Quinta-feira, 26 de Março de 2026, 08h:52 - A | A

Falta de servidores

Oficial relata acúmulo de 512 mandados e expõe colapso no TJMT

Certidão revela acúmulo de mais de 500 ordens e expõe déficit estrutural na Justiça de Mato Grosso

Rojane Marta/Fatos de MT

Um oficial de Justiça em Cuiabá decidiu suspender as próprias diligências e devolver mandados judiciais sem cumprimento após relatar acúmulo de mais de 500 ordens sob sua responsabilidade.
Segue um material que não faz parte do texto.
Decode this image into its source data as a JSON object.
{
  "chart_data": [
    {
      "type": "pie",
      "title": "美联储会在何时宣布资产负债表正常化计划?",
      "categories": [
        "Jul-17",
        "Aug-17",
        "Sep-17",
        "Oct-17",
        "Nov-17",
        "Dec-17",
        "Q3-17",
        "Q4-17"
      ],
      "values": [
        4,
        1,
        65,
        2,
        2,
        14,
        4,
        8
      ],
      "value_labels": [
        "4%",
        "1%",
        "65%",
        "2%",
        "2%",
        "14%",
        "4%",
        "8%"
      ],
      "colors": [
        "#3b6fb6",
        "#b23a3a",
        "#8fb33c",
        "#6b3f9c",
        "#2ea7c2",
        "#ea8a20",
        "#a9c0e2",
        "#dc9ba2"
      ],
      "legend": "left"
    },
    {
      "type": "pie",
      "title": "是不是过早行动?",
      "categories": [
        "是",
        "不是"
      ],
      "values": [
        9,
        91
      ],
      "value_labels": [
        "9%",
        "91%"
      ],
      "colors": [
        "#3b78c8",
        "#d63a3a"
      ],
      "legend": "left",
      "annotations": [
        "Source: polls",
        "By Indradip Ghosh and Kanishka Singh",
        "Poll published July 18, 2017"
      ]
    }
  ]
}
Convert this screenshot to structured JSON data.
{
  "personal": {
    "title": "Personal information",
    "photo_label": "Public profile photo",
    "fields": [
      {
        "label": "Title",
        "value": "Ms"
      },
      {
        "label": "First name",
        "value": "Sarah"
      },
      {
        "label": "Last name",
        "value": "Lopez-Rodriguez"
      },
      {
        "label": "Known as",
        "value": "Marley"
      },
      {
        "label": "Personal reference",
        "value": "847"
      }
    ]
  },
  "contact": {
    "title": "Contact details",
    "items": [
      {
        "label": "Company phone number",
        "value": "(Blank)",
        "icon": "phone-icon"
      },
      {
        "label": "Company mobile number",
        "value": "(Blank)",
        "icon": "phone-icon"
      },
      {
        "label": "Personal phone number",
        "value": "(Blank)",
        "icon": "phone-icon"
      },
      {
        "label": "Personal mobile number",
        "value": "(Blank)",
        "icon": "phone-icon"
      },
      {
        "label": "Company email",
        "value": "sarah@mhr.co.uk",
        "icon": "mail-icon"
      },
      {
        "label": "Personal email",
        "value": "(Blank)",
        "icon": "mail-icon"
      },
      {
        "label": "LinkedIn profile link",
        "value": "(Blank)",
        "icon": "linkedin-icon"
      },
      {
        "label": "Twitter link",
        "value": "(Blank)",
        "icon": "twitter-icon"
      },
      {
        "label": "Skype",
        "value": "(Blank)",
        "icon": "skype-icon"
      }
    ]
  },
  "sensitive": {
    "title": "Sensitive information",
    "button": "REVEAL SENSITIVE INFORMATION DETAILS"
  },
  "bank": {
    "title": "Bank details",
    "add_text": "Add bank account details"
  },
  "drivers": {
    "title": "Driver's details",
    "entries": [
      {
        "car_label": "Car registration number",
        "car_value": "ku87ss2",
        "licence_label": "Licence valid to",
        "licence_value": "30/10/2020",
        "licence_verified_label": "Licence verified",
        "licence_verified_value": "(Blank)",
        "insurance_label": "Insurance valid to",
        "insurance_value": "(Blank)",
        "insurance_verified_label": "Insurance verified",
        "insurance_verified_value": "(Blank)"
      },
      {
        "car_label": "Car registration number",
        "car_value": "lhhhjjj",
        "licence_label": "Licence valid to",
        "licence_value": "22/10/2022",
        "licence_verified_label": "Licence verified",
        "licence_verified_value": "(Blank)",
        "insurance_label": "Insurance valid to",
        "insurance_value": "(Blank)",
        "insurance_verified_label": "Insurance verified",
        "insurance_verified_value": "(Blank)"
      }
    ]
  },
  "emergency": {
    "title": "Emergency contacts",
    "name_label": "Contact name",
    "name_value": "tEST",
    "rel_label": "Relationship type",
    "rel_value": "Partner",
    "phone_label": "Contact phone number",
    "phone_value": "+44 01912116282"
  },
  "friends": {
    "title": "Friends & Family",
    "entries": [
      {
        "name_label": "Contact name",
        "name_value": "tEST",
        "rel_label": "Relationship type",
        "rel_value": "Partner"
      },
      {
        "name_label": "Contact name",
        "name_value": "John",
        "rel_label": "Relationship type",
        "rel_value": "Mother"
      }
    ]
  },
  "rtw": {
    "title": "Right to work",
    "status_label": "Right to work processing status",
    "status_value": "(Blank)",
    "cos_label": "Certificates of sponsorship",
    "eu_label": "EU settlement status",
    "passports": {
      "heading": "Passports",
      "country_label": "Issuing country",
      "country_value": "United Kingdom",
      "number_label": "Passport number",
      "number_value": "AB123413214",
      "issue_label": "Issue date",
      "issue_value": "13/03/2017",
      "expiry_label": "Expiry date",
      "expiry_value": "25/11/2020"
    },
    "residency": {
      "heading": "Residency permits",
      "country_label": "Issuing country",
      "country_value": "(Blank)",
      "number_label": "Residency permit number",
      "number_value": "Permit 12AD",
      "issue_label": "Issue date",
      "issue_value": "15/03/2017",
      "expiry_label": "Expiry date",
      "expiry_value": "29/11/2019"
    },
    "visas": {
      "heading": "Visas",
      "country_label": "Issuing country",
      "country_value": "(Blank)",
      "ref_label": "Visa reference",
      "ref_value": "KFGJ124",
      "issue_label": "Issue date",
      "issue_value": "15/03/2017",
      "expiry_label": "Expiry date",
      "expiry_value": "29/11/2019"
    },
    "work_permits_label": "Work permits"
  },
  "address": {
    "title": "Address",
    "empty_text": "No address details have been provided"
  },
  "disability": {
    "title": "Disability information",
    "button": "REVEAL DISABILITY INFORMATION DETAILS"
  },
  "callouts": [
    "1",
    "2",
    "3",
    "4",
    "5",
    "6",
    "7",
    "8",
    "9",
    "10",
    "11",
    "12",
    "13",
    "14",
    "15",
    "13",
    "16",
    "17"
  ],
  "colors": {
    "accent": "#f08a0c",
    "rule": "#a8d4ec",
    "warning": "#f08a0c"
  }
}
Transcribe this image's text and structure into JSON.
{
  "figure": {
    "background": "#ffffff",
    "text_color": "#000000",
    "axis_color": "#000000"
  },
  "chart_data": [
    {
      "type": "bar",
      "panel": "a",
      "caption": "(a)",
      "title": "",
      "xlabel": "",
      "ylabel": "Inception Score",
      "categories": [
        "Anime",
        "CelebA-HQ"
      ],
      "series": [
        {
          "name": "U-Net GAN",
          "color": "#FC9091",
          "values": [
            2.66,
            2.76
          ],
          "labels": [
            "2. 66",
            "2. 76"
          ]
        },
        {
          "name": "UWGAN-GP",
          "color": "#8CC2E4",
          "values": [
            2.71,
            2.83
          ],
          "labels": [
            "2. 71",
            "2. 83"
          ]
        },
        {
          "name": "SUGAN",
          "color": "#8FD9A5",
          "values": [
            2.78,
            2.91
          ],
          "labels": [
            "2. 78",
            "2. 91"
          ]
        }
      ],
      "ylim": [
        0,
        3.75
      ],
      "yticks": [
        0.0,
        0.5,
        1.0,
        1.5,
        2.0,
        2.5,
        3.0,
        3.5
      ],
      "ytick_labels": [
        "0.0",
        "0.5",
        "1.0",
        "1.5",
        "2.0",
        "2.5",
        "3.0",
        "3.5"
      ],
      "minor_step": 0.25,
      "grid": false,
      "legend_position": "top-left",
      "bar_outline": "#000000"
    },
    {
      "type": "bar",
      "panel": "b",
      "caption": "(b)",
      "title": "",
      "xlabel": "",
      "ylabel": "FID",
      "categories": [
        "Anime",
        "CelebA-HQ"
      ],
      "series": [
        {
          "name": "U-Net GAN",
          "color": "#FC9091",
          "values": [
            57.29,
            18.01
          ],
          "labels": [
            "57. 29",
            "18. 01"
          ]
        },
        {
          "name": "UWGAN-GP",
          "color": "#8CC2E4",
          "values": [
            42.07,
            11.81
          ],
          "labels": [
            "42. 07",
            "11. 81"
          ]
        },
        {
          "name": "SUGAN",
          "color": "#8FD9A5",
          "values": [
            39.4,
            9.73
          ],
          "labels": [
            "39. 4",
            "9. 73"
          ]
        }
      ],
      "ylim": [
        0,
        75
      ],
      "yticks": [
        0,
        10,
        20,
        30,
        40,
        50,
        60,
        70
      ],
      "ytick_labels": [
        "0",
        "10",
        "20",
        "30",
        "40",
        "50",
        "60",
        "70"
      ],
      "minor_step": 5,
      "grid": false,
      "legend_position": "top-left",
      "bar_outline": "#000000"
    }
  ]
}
A situação foi registrada em certidão anexada a processo, na qual o servidor classifica o cenário como “insustentável”, evidenciando um gargalo estrutural no Tribunal de Justiça de Mato Grosso (TJMT) que já impacta diretamente a execução de decisões judiciais.

No documento, o oficial detalha que possui 310 mandados cíveis e 202 criminais distribuídos no sistema eletrônico, totalizando mais de 500 ordens aguardando cumprimento ou certificação. Ele afirma que o volume de trabalho, somado ao crescimento contínuo da demanda e ao número reduzido de servidores, tornou inviável a continuidade das diligências.

Diante desse cenário, o próprio servidor comunica a suspensão das atividades externas e a devolução do mandado à Vara para as providências cabíveis, reconhecendo a impossibilidade material de execução.

A situação não é isolada. Dados do próprio TJMT apontam déficit relevante no quadro de oficiais de Justiça na capital. Painel de recursos humanos indica que, apenas em Cuiabá, existem 191 cargos previstos para a função, dos quais 138 estão ocupados e 53 permanecem vagos, evidenciando uma lacuna significativa na estrutura responsável pelo cumprimento das decisões judiciais.

O problema já havia sido formalizado institucionalmente. Em documento encaminhado à Presidência do Tribunal em janeiro deste ano, o Sindicato dos Oficiais de Justiça de Mato Grosso (Sindojus/MT) alertou para o déficit estrutural da carreira e pediu a nomeação de novos servidores para recompor o quadro.

Segundo o relatório técnico, mesmo com nomeações anteriores, o número de profissionais segue insuficiente para atender à demanda das unidades judiciais. A entidade aponta que a sobrecarga compromete a duração razoável dos processos, a eficiência administrativa e a efetividade das decisões judiciais, além de provocar desgaste físico e psicológico nos profissionais.

A análise também aponta que a carência de oficiais de Justiça é proporcionalmente superior à de outras carreiras do Judiciário, o que agrava o desequilíbrio operacional.

Como consequência, decisões judiciais deixam de ser executadas no tempo esperado. Entre os atos afetados estão intimações, citações, penhoras e cumprimento de medidas urgentes, que dependem exclusivamente da atuação presencial dos oficiais.

Apesar do cenário, há concurso público vigente para o cargo, com candidatos aprovados aguardando convocação. O próprio sindicato sustenta que a nomeação não é medida excepcional, mas uma providência administrativa necessária diante dos dados oficiais do Tribunal.

Sem previsão de novas nomeações, o acúmulo de mandados tende a crescer, ampliando o impacto sobre o andamento dos processos e sobre o acesso efetivo da população à Justiça.